At the moment, Atwood is on a major book tour, backed by a terrific choral group singing the hymns of God's Gardeners, the hippie survival cult that is the centre of Atwood's perfectly mapped plot. They sing songs of repentance — not that it will do any good. I assume Atwood's intention is to wake readers up to the reckoning that humanity is facing, and if you need theatre to do that, good for her.

But there's a resigned air to The Year of the Flood, partly because so many of the predictions of so many writers — Atwood included — over the decades have come true. And yet, what good did their warnings do?

Doris Lessing captured a human race almost obliterated by drought in Mara and Dann (1999); Orwell wrote Nineteen Eighty-Four in 1949; anti-abortionists and anti-sexers are marching about North America this fall like something out of The Handmaid's Tale, Atwood's novel from 1985. If you want to know what the unstoppable kudzu vine will do to Canada as it moves north, read Alan Weisman's recent book, The World Without Us, for a non-fiction description of a humanless, vine-ridden world where high rises are home only to vegetation. The line between donating and selling organs was breached long ago, and gene-splicing is no longer fictional.

As for surviving the Flood, Atwood needs her protagonists, but in real life, would you want to be a survivor? "I'd just lie there and cry," as the comedian David Cross writes in his new book, I Drink for a Reason, and I'm with him on this one.

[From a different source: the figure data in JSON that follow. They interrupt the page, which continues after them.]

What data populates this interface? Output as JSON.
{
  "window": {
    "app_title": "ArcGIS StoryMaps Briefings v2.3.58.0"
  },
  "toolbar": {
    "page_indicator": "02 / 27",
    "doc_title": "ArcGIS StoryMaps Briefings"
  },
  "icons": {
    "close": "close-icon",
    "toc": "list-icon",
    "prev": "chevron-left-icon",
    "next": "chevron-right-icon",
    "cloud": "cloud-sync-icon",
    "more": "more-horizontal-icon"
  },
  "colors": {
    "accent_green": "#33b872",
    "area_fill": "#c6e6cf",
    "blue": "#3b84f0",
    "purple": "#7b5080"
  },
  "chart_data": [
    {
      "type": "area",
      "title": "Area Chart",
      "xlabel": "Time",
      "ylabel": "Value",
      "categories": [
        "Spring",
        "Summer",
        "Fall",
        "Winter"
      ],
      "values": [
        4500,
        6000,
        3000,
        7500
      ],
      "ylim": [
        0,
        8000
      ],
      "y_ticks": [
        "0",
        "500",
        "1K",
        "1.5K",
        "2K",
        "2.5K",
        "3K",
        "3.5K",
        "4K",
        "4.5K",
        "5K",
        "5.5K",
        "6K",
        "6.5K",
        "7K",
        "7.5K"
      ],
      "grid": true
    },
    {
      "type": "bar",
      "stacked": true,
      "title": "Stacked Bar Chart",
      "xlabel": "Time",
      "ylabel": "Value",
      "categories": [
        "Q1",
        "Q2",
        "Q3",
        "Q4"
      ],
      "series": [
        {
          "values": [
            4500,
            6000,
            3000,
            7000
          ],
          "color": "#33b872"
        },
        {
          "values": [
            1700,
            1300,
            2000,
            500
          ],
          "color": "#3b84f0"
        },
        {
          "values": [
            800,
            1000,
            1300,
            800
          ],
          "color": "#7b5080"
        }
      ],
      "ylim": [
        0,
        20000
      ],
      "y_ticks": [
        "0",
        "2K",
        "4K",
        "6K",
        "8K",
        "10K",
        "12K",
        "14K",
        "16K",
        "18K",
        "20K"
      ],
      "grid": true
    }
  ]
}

There are no lessons in Atwood, ever, and that's why people are wrong to think her writing has political content. She is Pandora, opening up the box of what is possible, and today's average, frightened person is uncomfortable with her work. Her only message is that human beings screw up. If the human race continues in some form, as is suggested by the parallel endings of both Oryx and Crake and The Year of the Flood, they — sorry, we — will screw things up all over again.

It's a cycle of beauty and horror. Don't blame Atwood — blame us.

This Week: Renowned curator Mark Haworth-Booth spoke at the Art Gallery of Ontario about the art and reportage of photography. He's terrific, as you'll see in the best documentary on photography ever made, the BBC's The Genius of Photography, which I urge you to watch. On Sept. 30, the fall-on-your-knees great Ghanaian artist El Anatsui will speak. On Oct. 2, he will be in Calgary at the Glenbow Museum. I do hope huge crowds of Calgarians will show up to hear how he first devised his sagging, flowing curtains of "recycled" tokens of wealth.